Neben dem ununterbrochenen Sitzen kann die lange Aufenthaltsdauer in der sehr druckreichen Umgebung zu Problemen führen. Menschen mit bestehenden Atemproblemen könnten durch die geringere Sauerstoffmenge zusätzliche Schwierigkeiten bekommen. Das gilt auch für kürzlich Operierte, denen das Ausdehnen der Gase im Körper Schwierigkeiten bereiten kann.
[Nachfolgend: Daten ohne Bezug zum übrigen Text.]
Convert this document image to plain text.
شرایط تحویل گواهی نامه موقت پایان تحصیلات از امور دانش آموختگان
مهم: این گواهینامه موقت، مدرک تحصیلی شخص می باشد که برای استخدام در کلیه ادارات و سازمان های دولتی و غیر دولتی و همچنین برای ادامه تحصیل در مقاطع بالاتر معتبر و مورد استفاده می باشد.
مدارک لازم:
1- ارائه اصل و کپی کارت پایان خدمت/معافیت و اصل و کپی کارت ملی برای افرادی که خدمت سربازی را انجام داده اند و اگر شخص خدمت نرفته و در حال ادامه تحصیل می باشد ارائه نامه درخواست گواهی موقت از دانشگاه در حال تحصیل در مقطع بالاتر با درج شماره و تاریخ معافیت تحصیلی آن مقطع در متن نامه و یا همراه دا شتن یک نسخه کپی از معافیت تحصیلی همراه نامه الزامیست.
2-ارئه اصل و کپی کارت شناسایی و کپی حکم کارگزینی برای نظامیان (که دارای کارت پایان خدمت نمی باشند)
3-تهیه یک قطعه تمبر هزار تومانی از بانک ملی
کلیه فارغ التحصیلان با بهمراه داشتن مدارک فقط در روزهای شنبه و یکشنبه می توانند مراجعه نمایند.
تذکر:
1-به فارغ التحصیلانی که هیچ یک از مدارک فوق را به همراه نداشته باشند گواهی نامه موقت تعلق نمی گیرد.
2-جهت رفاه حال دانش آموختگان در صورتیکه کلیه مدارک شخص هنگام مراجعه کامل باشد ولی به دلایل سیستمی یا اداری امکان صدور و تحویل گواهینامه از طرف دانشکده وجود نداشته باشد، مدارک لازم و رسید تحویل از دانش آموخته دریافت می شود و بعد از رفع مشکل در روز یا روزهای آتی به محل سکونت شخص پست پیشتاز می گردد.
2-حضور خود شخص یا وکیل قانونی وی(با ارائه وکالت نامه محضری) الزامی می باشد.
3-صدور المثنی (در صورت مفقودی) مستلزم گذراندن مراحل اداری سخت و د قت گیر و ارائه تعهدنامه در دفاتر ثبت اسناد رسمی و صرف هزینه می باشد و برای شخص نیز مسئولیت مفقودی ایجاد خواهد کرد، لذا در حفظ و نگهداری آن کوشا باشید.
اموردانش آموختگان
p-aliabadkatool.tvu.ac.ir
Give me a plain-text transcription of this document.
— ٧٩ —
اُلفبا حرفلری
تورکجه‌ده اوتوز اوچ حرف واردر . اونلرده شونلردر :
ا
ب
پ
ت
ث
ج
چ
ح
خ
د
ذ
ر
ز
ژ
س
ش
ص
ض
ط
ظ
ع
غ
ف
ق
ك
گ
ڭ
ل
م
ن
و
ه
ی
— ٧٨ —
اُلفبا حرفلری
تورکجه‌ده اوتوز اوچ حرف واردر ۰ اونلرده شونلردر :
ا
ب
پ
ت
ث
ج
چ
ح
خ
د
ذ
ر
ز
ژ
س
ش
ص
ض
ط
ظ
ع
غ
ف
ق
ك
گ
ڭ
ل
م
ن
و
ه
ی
Deshalb sollten Passagiere in der Lage sein, 50 Meter weit zu gehen und ein Stockwerk problemlos bewältigen können, um als fit für einen Flug zu gelten.

Allerdings gibt es noch andere Risiken: Viele Menschen in einem engen Raum auf die Dauer eines mehrstündigen Fluges, erhöht die Gefahr einer Ausbreitung von Krankheiten. Das Risiko einer Übertragung ist laut Wissenschaftlern bei den zwei Reihen rund um den Überträger am höchsten.